Fortress took RailAmerica private for $1.1 billion in February 2007, delisting it from the NYSE and borrowing heavily to finance the deal. The company plans to use the proceeds it raises to pay down debt and for possible investments or acquisitions. Like many companies brought private by private equity shops in recent years, RailAmerica
carries a heavy debt load of $714 million, or nearly 60% of its total capitalization.

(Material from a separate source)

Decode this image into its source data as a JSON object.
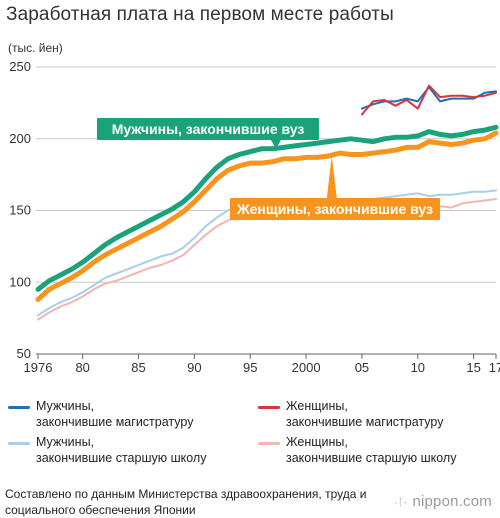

Actually, Fortress--a publicly-traded manager of hedge funds--paid $639.3 million in cash for RailAmerica. The company came with roughly $460 million in debt, which is how one arrives at the $1.1 billion purchase price. In the IPO, Fortress sold 11.5 million shares at $15 per, which equals $1.725 billion. Add the $714 million in debt, and Fortress essentially sold RailAmerica for $2.44 billion. That extra $1.34 billion has to be enough for Fortress--which has been hemorrhaging cash (previous blogs here & here)--to have made a nice profit. Meanwhile, it's obvious from the way the IPO sagged that the average investor
isn't thrilled with how the economy and debt load will impact
RailAmerica's future.
Fortress made that profit not just by stripping the fat from RailAmerica. As Oregon has learned all-too-well, it also tried to railroad customers into paying much higher rates and subsidizing some of the track and tunnel maintenance. Now, a weakened RailAmerica must pick up the pieces...which no longer include the Coos Bay Line and soon may not include the line from Ashland to Weed.
But, at least the IPO should have made PERS beneficiaries happy. PERS has a considerable investment in Fortress, so much so that the OIC helped bail out one of its investment funds that was being hammered by bad investments and thus redemptions (previous blog here). That's the OIC...supporting the few at the expense of the many.